For a zsh user, no matter how you try to complicate it, it *is* a one-liner. The following is easy to understand and to memorize:

% for file in *; do mv $file ${file:l}; done

If you wanted to operate only on JPEG files:

% for img in *.jpg; do mv $img ${img:l}; done

If you are in a state of temporary or permanent insanity and need to upper-case instead:

% for f in *; do mv $f ${f:u}; done

There, no need anymore to create perl scripts, suffer sed or wait 20 minutes for you GUI file manager to start up ever again. Just keep it simple. This probably works in bash as well, but don’t take my word for it. I only use zsh and ksh.


Recursive globbing in zsh

Filed under: Zsh — Lorenzo E. Danielsson @ 17:00

A few days ago, a friend of mine wanted to know how many Java source files he had in his home directory. He asked my how to do this, as he was having trouble figuring out how to use the find utility. I simply told him that I don’t normally use find so I’d have to look it up myself. But why use find, when ls can do the job?

% ls ~/**/*.java

Once you have listed all the Java source files, you simply pipe the result into wc and you will have their count:

% ls ~/**/*.java | wc -l

The double asterisk (**) will cause zsh to recurse into subdirectories. It is a very powerful feature (and much simpler to use than find, I’m sure you will agree). The double asterisk is a glob, so it can be used other commands as well, not just ls.

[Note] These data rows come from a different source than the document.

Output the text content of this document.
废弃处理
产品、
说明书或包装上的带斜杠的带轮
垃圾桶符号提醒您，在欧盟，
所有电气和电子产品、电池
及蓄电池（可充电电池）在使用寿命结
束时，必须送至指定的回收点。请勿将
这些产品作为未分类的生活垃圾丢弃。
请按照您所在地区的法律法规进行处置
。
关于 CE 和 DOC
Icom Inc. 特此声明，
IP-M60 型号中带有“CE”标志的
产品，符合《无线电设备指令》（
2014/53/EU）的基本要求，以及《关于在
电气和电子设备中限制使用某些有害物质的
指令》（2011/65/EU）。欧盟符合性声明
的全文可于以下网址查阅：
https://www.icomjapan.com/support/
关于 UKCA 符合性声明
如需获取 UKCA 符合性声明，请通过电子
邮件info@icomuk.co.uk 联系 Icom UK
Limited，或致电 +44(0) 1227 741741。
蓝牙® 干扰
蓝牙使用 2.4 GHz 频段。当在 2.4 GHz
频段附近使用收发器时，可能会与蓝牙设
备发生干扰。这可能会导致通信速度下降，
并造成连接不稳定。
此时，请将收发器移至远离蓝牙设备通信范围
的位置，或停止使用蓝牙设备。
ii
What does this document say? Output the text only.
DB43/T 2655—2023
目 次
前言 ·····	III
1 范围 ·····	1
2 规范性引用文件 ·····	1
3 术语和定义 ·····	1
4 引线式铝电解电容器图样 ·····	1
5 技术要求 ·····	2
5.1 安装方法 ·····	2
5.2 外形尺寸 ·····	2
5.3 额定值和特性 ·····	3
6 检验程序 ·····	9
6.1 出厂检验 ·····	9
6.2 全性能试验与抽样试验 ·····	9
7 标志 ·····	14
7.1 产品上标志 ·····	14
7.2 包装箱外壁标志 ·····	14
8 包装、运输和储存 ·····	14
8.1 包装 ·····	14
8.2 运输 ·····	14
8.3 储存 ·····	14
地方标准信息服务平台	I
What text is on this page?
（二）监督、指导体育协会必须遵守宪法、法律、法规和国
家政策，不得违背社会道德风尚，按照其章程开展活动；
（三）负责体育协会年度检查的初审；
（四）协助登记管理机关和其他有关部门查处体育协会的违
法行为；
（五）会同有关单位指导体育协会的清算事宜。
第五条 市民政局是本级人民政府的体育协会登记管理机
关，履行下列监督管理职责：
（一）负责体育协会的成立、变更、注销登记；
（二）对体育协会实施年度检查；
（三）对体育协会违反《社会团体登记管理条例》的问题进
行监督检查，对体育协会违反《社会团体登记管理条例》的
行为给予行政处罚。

Since I used Java files for my first example, let’s stay with them a little longer. When Java source files are compiled, the “binary” result is called a class file (extension .class). If you start running low on hard disk space you may want to remove these, since they can be recreated from the source file. Removing all Java class files from your home directory can be done with:

% rm ~/**/*.class

Of course, you would want to confirm that you are not deleting any important files before doing this. You could check this by issuing a ls ~/**/*.class first.

Let’s look at another small example. I have a pictures directory structure where I have organized my pictures by creating directories for different categories of pictures. I have directories called “family”, “animals”, “astronomy” etc. Several of these directories also contain sub-categories, so for instance, my animals directory has sub-directories called “tigers”, “jaguars”, “pythons”, and so on.

Normally I just dump new pictures into its category directory. Once in a while I decide to do some housekeeping. One of the things I don’t like is file names consisting of capitals. So I want to convert all capitals to lower-case letters. This can be done as follows:

for pic in ~/pictures/**/*[A-Z]*; do 
    mv $pic ${pic:l}

For the sake of readability I spread this out in a way that would make your average programmer happy. But, nothing stops you from writing this as:

% for p in ~/pictures/**/*[A-Z]*; do mv $p ${p:l}; done

in your terminal window. So what does this do? It simply finds all files that contain at least one capital letter and converts all upper-case characters to lower-case ones. The mv $p ${p:l} part is where the conversion happens. Remember that mv takes a source file and a destination file. The source file will be given by each iteration of the loop, and the destination will be almost the same, but with a single difference. The :l that you see is called a modifier, and it will convert all the characters in $p to lower-case.

There are of course other ways of converting files to all lower-case characters, including using the powerful zmv. But I’ll leave that as a topic for another post.

I hope that this little introduction to recursive globbing will be helpful to people who are new to the UNIX shell. I also hope it highlights the importance of getting to know your tools well. I all too often meet people who are struggling with simple things just because they don’t take the time to learn how to properly use the tools they have available to them.

If you want to know more about zsh there are lots of resources available. Google is of course a good starting point. The manual pages for zsh are good, but a bit lacking in examples. There is a page called zsh-lovers available on the ‘Net which does have (lots of) examples. It is a good compliment to the manual pages.

If you have other good examples that involve recursive globbing, or good resources for learning zsh, feel free to add them to the comments section.

Edit 2007.05.12: Fixed indentation in code snippet.